This particular play area had an enclosed section that I could actually stand up in, thanks be the maker, my head just an inch or two from the ceiling. It was circular, about 5 feet across, and for whatever reason my two-year-old Jaxon loved this part of the structure. Probably because he didn’t have to really climb anything to get to it, just one tube crawl into the enclosure.
Jaxon and I were in this thing for awhile; playing tag-like, him jumping around, and of course his new Buzz and Woody pals were with us. At one point I picked him up and while holding him with his back to my shoulder, held him so that his feet were on the enclosure’s ceiling. “Jaxon is walking on the ceiling! Jaxon is jumping on the ceiling!” and I moved his feet around so it seemed like he was doing so.
He loved it; he was cracking up as he trotted around the ceiling of this thing. I held him up in that manner, near upside-down, for about 30–40 seconds before lowering his feet. While still holding him, he let out a giggle and then said the word.
“Again!”
No problem. He was laughing, I was laughing, we did it again; a walk around the ceiling of the play area. 30–40 seconds later I brought his feet down and put him right-side up.
“Again!”
“Again!”
“Again!”
After about 6–7 times of lifting him up and bringing him down I was ready for something else. However, he was not. When I started to put him down on his feet he did that little kid thing where they bend their knees, tuck their feet up under their butt, and make it near impossible for you to set them down because you don’t want them to face plant.
“Again!” — this time with a good helping of exasperation added in.
So I lifted him up again and we went for another ceiling walk. His exasperation gone instantly, laughing resumes, all is well. But after another half dozen or more laps, daddy was done. Instead of trying to put him down into a standing position, I just cradled him in my arms and sat down. As smooth as this move was, the result was one unhappy little boy.
“Again! Again! Again!” Sad face. Tears. Big lip. “AGAIN!”
It was the same thing over and over and over again, and Jaxon wanted it to keep going on and on and on. The repetitive activity was alive to him, and it was my tiredness that killed it.
“This is exactly what Chesterton was talking about.” That’s what popped in my mind as I held my sweaty little boy, listening to his chant of “Again!”
One of favorite books of all time is Orthodoxy by G.K. Chesteron. Chesterton was the C.S. Lewis, the Ravi Zacharias, of his day; a brilliant mind, prolific author, and profound voice for the church. I first learned about his book Orthodoxy through the music of Rich Mullins, as his song “The Color Green” is influenced by the chapter “The Ethics of Elfland.” The entire Orthodoxy book is incredible, and I encourage you to read it (get it for free HERE), but the Elfland chapter is one I’ve reread time and time again.

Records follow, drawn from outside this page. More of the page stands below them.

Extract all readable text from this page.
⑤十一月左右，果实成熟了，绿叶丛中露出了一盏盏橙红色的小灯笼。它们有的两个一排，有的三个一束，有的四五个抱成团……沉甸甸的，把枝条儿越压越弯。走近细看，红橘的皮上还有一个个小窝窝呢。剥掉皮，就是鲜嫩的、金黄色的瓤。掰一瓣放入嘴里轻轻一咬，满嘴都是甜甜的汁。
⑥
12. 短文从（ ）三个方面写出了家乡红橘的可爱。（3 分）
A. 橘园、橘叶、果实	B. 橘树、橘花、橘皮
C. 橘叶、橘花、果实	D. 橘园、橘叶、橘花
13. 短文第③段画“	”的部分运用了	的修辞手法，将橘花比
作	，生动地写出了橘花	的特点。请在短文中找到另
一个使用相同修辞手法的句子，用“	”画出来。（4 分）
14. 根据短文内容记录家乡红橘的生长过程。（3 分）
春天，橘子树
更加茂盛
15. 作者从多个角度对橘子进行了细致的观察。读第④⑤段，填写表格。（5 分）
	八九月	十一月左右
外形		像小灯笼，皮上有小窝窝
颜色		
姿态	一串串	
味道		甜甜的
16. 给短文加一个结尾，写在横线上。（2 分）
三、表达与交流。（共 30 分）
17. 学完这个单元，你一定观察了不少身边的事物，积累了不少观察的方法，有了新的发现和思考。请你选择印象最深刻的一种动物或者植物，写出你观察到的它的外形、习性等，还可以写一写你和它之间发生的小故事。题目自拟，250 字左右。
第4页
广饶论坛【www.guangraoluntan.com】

I’m incredibly thankful that while holding my sweaty little buddy, and while he yelled, “again! again! again!” that I was reminded of this beautiful prose on the heart of God:
All the towering materialism which dominates the modern mind rests ultimately upon one assumption; a false assumption. It is supposed that if a thing goes on repeating itself it is probably dead; a piece of clockwork. People feel that if the universe was personal it would vary; if the sun were alive it would dance. This is a fallacy even in relation to known fact. For the variation in human affairs is generally brought into them, not by life, but by death; by the dying down or breaking off of their strength or desire.

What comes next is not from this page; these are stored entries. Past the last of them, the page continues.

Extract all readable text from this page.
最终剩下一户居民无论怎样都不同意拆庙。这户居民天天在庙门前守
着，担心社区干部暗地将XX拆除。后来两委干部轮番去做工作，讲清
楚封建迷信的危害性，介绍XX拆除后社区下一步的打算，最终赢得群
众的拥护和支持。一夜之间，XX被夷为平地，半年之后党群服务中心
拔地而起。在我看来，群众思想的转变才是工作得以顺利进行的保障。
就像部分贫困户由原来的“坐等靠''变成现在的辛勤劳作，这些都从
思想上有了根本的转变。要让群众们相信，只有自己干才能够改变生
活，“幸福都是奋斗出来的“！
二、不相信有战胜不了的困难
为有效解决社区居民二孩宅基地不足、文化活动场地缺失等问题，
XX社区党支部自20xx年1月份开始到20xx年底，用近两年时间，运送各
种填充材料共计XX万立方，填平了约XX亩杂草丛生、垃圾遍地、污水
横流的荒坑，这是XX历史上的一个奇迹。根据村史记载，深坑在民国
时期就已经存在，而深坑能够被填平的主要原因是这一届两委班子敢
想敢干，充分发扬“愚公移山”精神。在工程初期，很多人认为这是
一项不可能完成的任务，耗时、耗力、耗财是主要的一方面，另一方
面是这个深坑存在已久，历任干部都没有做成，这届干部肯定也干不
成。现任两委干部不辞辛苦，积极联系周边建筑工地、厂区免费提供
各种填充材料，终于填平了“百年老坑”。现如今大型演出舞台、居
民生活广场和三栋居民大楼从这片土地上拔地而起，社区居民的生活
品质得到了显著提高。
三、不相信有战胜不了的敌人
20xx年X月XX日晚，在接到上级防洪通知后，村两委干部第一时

A man varies his movements because of some slight element of failure or fatigue. He gets into an bus because he is tired of walking; or he walks because he is tired of sitting still. The very speed and ecstasy of his life would have the stillness of death. The sun rises every morning. I do not rise every morning; but the variation is due not to my activity, but to my inaction.

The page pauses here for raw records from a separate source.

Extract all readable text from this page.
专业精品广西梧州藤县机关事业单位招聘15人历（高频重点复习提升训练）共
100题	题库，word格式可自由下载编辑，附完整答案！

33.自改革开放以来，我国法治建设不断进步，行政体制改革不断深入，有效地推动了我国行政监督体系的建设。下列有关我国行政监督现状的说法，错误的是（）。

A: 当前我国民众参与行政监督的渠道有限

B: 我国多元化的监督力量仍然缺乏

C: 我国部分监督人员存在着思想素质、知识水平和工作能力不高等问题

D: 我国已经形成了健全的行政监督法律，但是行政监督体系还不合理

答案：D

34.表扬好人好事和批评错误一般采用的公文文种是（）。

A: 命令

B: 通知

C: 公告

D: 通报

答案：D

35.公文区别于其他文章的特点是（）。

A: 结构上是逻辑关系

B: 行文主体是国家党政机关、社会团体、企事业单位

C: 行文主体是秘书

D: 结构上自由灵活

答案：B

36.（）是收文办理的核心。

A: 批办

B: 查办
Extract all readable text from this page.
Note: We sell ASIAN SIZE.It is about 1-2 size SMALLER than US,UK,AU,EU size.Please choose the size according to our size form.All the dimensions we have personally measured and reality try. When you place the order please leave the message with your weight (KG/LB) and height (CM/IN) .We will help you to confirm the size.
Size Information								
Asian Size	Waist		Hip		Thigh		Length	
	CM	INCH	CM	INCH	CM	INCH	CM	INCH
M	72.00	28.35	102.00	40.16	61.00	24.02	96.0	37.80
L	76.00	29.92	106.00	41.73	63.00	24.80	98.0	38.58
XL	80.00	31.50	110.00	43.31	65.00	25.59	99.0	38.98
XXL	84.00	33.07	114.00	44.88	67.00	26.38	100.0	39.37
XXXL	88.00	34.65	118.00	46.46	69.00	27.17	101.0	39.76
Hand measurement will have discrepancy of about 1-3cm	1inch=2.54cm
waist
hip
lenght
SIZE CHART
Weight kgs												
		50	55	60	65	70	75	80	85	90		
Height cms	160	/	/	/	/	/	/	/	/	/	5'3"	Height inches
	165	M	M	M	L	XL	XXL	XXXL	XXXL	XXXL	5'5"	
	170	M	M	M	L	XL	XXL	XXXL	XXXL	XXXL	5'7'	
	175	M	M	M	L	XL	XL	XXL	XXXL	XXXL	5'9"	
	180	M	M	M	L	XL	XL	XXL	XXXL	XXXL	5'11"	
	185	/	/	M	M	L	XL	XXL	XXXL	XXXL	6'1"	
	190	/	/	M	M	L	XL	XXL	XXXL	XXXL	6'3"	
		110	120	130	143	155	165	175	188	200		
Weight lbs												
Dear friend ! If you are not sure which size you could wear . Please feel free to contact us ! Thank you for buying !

Now, to put the matter in a popular phrase, it might be true that the sun rises regularly because he never gets tired of rising. His routine might be due, not to a lifelessness, but to a rush of life. The thing I mean can be seen, for instance, in children, when they find some game or joke that they specially enjoy. A child kicks his legs rhythmically through excess, not absence, of life. Because children have abounding vitality, because they are in spirit fierce and free, therefore they want things repeated and unchanged. They always say, “Do it again”; and the grown-up person does it again until he is nearly dead. For grown-up people are not strong enough to exult in monotony.
But perhaps God is strong enough to exult in monotony. It is possible that God says every morning, “Do it again” to the sun; and every evening, “Do it again” to the moon. It may not be automatic necessity that makes all daisies alike; it may be that God makes every daisy separately, but has never got tired of making them. It may be that He has the eternal appetite of infancy; for we have sinned and grown old, and our Father is younger than we.